In an effort to rebound from its emissions-cheating scandal, Volkswagen, according to excerpts of a speech at an internal management meeting on this Friday at the carmaker’s Wolfsburg, Germany, headquarters, will unveil a new strategy in mid-June, a strategy that can be generalized as to abandon old habits like centralized decision-making and to be more open to cooperation with other companies, a strategy on which 250 employees are working and a strategy that will comprise eight key initiatives across the group through 2025.
VW has pledged to accelerate efforts to become more nimble as it seeks to move beyond the worst crisis in its corporate history.
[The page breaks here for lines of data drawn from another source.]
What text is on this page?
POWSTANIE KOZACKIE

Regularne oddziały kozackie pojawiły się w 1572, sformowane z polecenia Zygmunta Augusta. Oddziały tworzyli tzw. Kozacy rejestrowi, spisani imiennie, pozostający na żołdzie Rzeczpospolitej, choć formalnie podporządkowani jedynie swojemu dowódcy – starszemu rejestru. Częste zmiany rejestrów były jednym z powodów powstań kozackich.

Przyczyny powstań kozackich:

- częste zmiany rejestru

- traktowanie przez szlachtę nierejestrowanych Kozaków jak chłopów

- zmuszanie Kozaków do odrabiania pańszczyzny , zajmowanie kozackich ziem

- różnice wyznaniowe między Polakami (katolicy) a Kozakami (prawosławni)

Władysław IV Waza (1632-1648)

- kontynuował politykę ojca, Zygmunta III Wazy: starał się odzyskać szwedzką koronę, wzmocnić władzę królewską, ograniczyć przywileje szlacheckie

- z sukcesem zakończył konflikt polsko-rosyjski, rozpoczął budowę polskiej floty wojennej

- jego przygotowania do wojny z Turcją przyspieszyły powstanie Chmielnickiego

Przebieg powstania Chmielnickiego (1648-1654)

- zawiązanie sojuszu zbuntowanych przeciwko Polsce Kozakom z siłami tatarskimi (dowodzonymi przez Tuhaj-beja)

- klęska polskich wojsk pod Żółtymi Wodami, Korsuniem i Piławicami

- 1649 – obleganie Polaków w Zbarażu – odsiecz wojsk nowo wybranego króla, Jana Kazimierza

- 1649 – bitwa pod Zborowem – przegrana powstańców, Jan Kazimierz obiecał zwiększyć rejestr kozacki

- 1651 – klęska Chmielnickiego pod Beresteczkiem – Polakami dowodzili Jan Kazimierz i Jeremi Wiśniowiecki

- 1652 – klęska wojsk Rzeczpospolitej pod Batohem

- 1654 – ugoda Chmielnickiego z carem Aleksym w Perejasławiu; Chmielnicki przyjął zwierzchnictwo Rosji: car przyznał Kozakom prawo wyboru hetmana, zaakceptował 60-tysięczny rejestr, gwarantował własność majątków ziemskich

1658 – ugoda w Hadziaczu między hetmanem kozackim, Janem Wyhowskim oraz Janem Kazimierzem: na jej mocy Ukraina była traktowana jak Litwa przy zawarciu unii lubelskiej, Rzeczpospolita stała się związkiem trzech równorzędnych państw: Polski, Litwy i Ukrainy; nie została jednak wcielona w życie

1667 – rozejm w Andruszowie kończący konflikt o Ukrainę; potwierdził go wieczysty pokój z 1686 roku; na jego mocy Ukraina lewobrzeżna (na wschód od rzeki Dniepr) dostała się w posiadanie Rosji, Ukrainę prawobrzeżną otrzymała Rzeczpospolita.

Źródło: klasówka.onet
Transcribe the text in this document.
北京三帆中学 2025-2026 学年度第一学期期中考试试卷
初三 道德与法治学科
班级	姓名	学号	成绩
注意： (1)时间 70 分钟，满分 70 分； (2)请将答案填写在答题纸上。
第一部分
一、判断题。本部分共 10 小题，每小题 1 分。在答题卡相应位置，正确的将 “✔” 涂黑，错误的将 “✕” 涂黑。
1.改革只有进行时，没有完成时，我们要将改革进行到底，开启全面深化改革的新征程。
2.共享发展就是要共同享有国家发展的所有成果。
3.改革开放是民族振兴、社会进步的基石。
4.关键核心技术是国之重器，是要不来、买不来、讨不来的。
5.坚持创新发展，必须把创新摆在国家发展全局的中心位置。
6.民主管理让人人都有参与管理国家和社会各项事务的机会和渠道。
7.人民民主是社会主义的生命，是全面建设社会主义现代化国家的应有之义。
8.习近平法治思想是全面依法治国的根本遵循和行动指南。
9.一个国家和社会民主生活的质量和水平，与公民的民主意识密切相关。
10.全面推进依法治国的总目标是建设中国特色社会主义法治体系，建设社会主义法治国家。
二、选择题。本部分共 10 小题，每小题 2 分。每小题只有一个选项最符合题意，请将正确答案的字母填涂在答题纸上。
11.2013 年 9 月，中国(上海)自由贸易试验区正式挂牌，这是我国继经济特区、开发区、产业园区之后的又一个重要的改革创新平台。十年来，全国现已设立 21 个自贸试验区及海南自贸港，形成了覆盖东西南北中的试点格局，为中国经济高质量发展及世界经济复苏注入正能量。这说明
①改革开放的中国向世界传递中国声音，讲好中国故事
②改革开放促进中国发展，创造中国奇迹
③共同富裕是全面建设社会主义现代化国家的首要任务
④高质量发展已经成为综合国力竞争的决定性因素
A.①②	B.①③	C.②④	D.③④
The scandal erupted eight months ago, when Volkswagen admitted to rigging software on as many as 11 million diesel cars worldwide to pass emissions tests.
The manipulation has sent shock waves across the industry, and triggered VW’s first annual operating loss since 1993. The company has set aside 16.2 billion euros ($18.2 billion) for car repairs, fines and lawsuits, and it needs to hammer out a settlement by June 21 with U.S. authorities on what to do with vehicles there and how to compensate for the pollution caused.
In addition, VW plans to establish a new business unit that will focus on mobility services as technology companies plot inroads in the automotive industry, forcing global car manufacturers to look beyond just producing and selling vehicles.
“The focus of our Strategy 2025 will be the customer with his wishes and needs,” Matthias Mueller, the CEO of Volkswagen, said. “In the end, a strategy is only good if it leads to products that excite people and that they want to buy.”